The PDL site handled the voice and data tracking functions during the time that MILA was blocked by the SRB exhaust plume, which occurred from one minute after launch until 2½ minutes after launch. PDL continued to track the shuttle during the times that MILA was the primary link. Microwave relay towers in Shiloh, Florida and Wilson, Florida linked the data from PDL back to MILA where it was compared to the MILA tracking data as a redundancy measure.
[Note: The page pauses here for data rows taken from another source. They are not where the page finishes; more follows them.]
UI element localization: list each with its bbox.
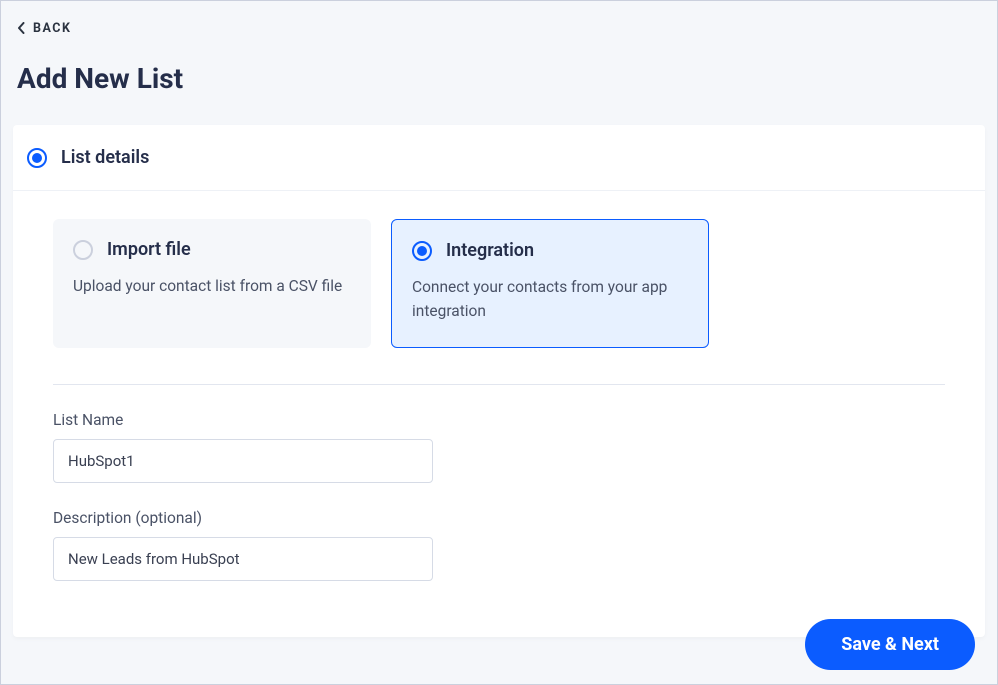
option-import-head: Import file bbox=[73, 239, 351, 260]
page-frame: BACK Add New List List details Import fi… bbox=[0, 0, 998, 685]
list-name-input[interactable] bbox=[53, 439, 433, 483]
step-title: List details bbox=[61, 147, 149, 168]
save-next-button[interactable]: Save & Next bbox=[805, 619, 975, 670]
list-name-group: List Name bbox=[53, 411, 945, 483]
option-integration-title: Integration bbox=[446, 240, 534, 261]
radio-checked-icon bbox=[412, 241, 432, 261]
list-details-card: List details Import file Upload your con… bbox=[13, 125, 985, 637]
back-label: BACK bbox=[33, 21, 71, 36]
option-integration-desc: Connect your contacts from your app inte… bbox=[412, 275, 688, 323]
option-import-title: Import file bbox=[107, 239, 191, 260]
header-area: BACK Add New List bbox=[1, 1, 997, 95]
description-group: Description (optional) bbox=[53, 509, 945, 581]
option-integration-head: Integration bbox=[412, 240, 688, 261]
option-integration[interactable]: Integration Connect your contacts from y… bbox=[391, 219, 709, 348]
source-option-group: Import file Upload your contact list fro… bbox=[53, 219, 945, 348]
description-input[interactable] bbox=[53, 537, 433, 581]
back-link[interactable]: BACK bbox=[17, 21, 71, 36]
description-label: Description (optional) bbox=[53, 509, 945, 527]
step-header[interactable]: List details bbox=[13, 125, 985, 191]
divider bbox=[53, 384, 945, 385]
option-import-file[interactable]: Import file Upload your contact list fro… bbox=[53, 219, 371, 348]
step-radio-icon bbox=[27, 148, 47, 168]
card-body: Import file Upload your contact list fro… bbox=[13, 191, 985, 637]
chevron-left-icon bbox=[17, 22, 25, 34]
radio-unchecked-icon bbox=[73, 240, 93, 260]
list-name-label: List Name bbox=[53, 411, 945, 429]
option-import-desc: Upload your contact list from a CSV file bbox=[73, 274, 351, 298]
page-title: Add New List bbox=[17, 62, 981, 95]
In 2011, support for shuttle landings from the Ponce De Leon (PDL) site was terminated (“caretaker status”) as a cost-saving measure. In 2015, NASA began refurbishing and modernizing PDL and new with a new antenna system identical to the one at Kennedy Uplink Station, and will provide a crucial tracking capability following liftoff of the Space Launch System.

== Operations ==
MILA was operated by the Goddard Space Center in Greenbelt, Maryland. Its most visible function occurred during Space Shuttle launches, when it provided the primary voice and data link for Shuttle communications and systems health checks during the pre-launch phase and initial 7½ minutes of the launch phase. It performed a similar function during the final 13 minutes of a Shuttle landing at the Kennedy Space Center.

In addition to the launch and landing support, MILA provided pre-launch support for Shuttle payloads such as satellites, space station components, and scientific spacecraft, by ensuring their communication systems were fully functional prior to a launch. The facility could also serve as a backup to the TDRSS satellites, and could be employed to track expendable launch vehicles such as the Delta rocket.

== Facilities ==

The MILA tracking station from another angle.
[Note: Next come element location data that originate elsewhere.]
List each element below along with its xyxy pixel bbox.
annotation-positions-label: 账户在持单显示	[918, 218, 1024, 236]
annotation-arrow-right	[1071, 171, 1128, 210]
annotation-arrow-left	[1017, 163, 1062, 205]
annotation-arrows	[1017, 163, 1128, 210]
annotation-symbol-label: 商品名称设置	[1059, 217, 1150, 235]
MILA was located on 61 acre of land at the Kennedy Space Center, 1 mi southwest of the KSC Visitor Complex. The site had dedicated 250 and 500 kW generators which engaged prior to tracking operations for a launch or landing to ensure a continuous reliable power feed for the facility.

=== Antennas ===
MILA's antennas included:
- Two 30 ft S-band dish antennas. These were used to track moving spacecraft, including every Shuttle launch and landing. After the site closure, they were transferred to, and installed at the University of Texas Rio Grande Valley STARGATE facility.
- Two 10 ft dish antennas. These were used to interface between the TDRS satellites and the KSC facilities. One was pointed to the TDRS satellite, and the other, mounted atop a 140 ft tower, pointed towards the TDRS user in the ground facility.
- Two UHF antennas used for voice communications with the Shuttle orbiter. These were linked to one of the 30 ft tracking antennas to ensure they were properly pointed.
- Two 4 ft dish antennas used for Deep Space Network vehicles during pre-launch testing. These antennas, one X-Band and one S-band, were mounted near the top of the 140 ft tower.
- One 15 ft S-band dish antenna, which served as a backup to the 30 ft antennas, if one was undergoing maintenance or failed during use.
- Two 4 ft dish antennas located on a tower north of the facility, which were used to calibrate the tracking antennas.
- One 6 ft microwave antenna located on the tower north of the facility. This was used to link to the PDL tracking station via two intermediate antennas.
- Two UHF discone antennas which monitored the UHF tracking antennas.
- One shortwave antenna to receive the NIST time signal from the WWV Station in Colorado.